Dès lors, en tant que le langage dénote à partir des choses qui sont, nous sommes contraints de ne reconnaître son incapacité foncière à dire le présent. Le présent véritable ne peut pas se dire, encore moins se définir et c’est ce qui fait son essence. Nous pouvons tout simplement dire qu’il y a donation perpétuelle de l’être à l’étant. Mais cette donation, ne se montrant pas comme un étant qui est, ne se laisse pas exprimer. Elle ne s’offre qu’à la condition de se refuser, comme le rappelle Heidegger. Or, l’homme est justement cet étant qui permet l’éclosion de l’être au milieu de l’étant car il voit qu’il y a des choses. Mais l’être en vérité n’est pas de ces choses qui ne se déploient qu’à la faveur du regard.

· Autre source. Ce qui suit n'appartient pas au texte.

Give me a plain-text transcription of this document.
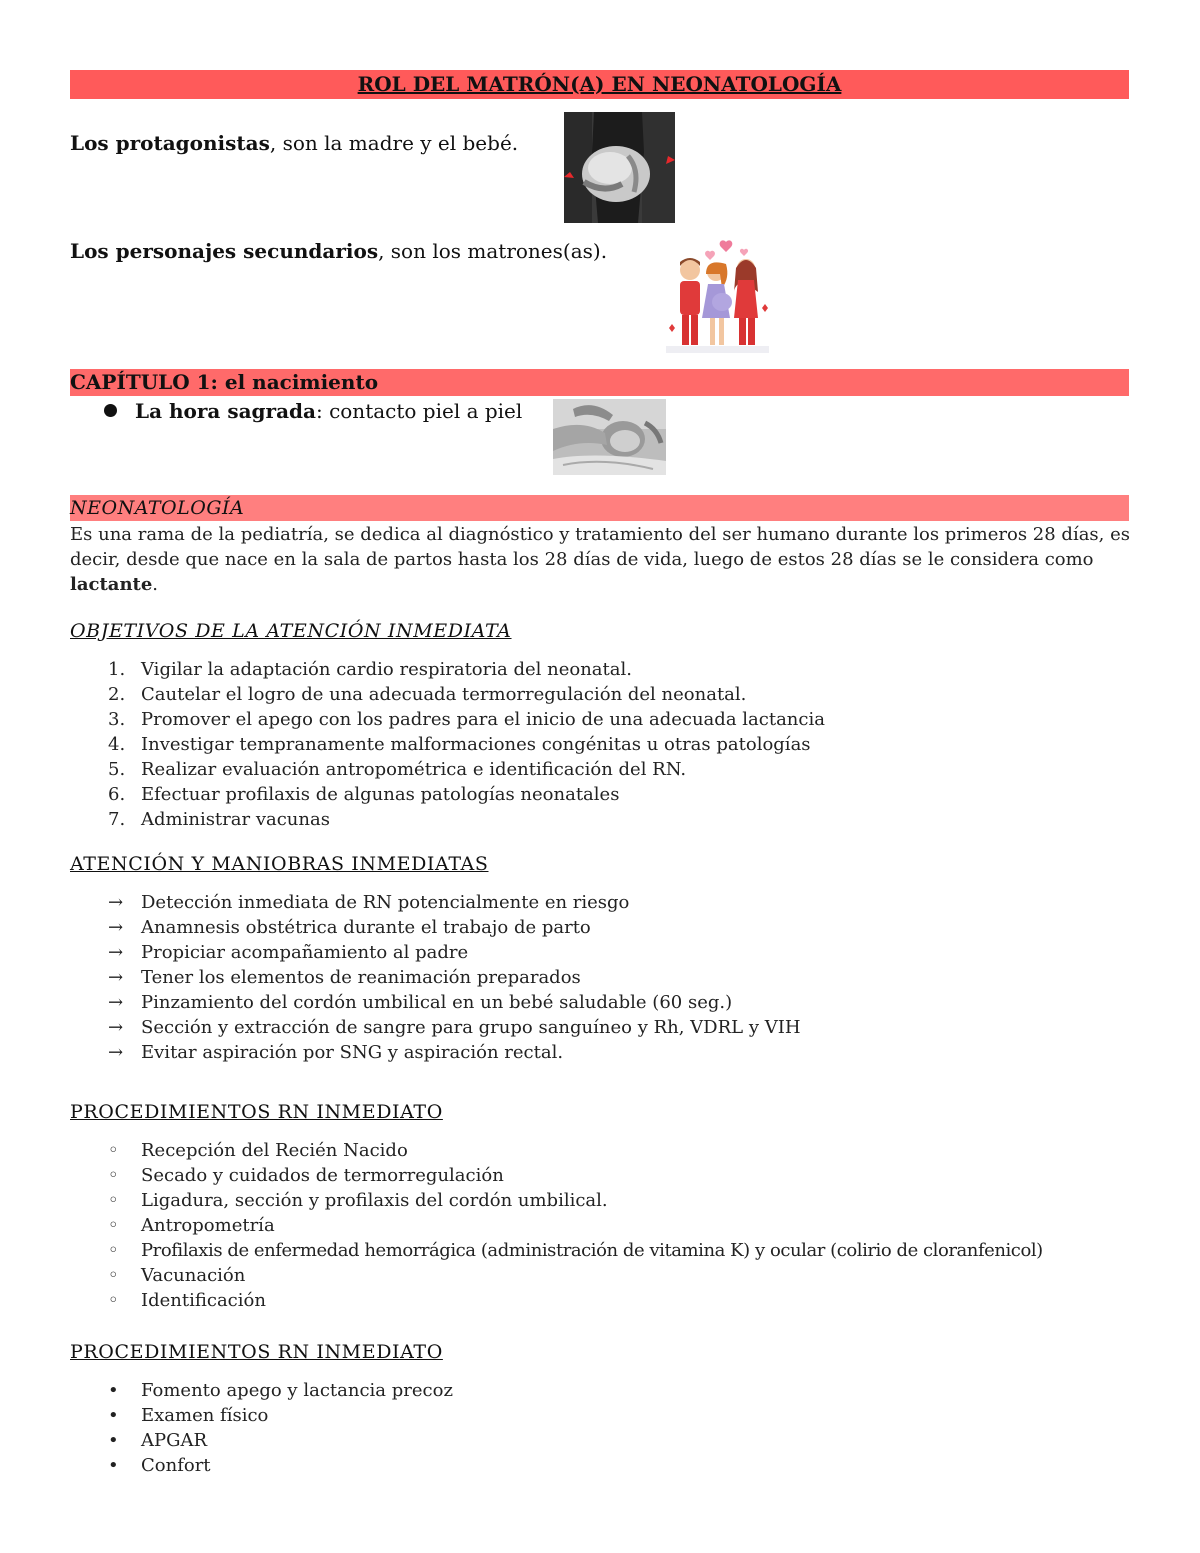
ROL DEL MATRÓN(A) EN NEONATOLOGÍA
Los protagonistas, son la madre y el bebé.
Los personajes secundarios, son los matrones(as).
CAPÍTULO 1: el nacimiento
La hora sagrada: contacto piel a piel
NEONATOLOGÍA
Es una rama de la pediatría, se dedica al diagnóstico y tratamiento del ser humano durante los primeros 28 días, es decir, desde que nace en la sala de partos hasta los 28 días de vida, luego de estos 28 días se le considera como lactante.
OBJETIVOS DE LA ATENCIÓN INMEDIATA
1. Vigilar la adaptación cardio respiratoria del neonatal.
2. Cautelar el logro de una adecuada termorregulación del neonatal.
3. Promover el apego con los padres para el inicio de una adecuada lactancia
4. Investigar tempranamente malformaciones congénitas u otras patologías
5. Realizar evaluación antropométrica e identificación del RN.
6. Efectuar profilaxis de algunas patologías neonatales
7. Administrar vacunas
ATENCIÓN Y MANIOBRAS INMEDIATAS
→ Detección inmediata de RN potencialmente en riesgo
→ Anamnesis obstétrica durante el trabajo de parto
→ Propiciar acompañamiento al padre
→ Tener los elementos de reanimación preparados
→ Pinzamiento del cordón umbilical en un bebé saludable (60 seg.)
→ Sección y extracción de sangre para grupo sanguíneo y Rh, VDRL y VIH
→ Evitar aspiración por SNG y aspiración rectal.
PROCEDIMIENTOS RN INMEDIATO
◦	Recepción del Recién Nacido
◦	Secado y cuidados de termorregulación
◦	Ligadura, sección y profilaxis del cordón umbilical.
◦	Antropometría
◦	Profilaxis de enfermedad hemorrágica (administración de vitamina K) y ocular (colirio de cloranfenicol)
◦	Vacunación
◦	Identificación
PROCEDIMIENTOS RN INMEDIATO
•	Fomento apego y lactancia precoz
•	Examen físico
•	APGAR
•	Confort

L’être, le réellement présent, est dans le il impersonnel du il y a des choses qui sont présentes. Ce Il est la présence du présent. C’est lui qui présente mais lui-même ne se présente pas, sinon en se dissimulant. Ainsi la condition pour que le présent se donne est justement de ne pas chercher à le dire.

 

En conséquence, nous voici bien reconduit à l’aporie qui nous guettait dès le début de cette recherche. Mais ce long détour, s’il ne nous permet pas de dire ce qu’est la présent, nous a néanmoins offert de voir ce qu’il n’est pas et ainsi de le laisser apparaître en décalque. Le présent, seul, isolé de ses déterminations temporelles, est pure présence. Pur événement, il surgit dans l’actualité de l’être pour annoncer la venue de notre regard sur les choses. De là s’engendre ensuite quelque chose comme un monde, un monde qui, en sa face rigide et constituée, doit être parcouru dans le défilé spatio-temporel de notre perception. Alors le présent, étranglé entre le passé et le futur, n’offre que sa fulgurante disparition. Mais c’est là sans doute que se cache son profond secret. Dans son moindre être, cet infime présent de nos préoccupations humaines, nous offre de comprendre ce qui n’est qu’en n’étant pas. Le présent est alors le cadeau, le présent, que nous fait l’existence de pouvoir l’apercevoir dans ce qu’elle est, pure présence, qui ne se donne jamais que gratuitement, hors de tout intérêt pratique ou théorique. En ce sens, le présent est un monstre. Il montre mais ne se montre pas. Il est un mystère qui fait signe et ne se présente jamais que dans son absence. Fusis kruptesqai filei. « La Nature aime à se cacher » disait Héraclite.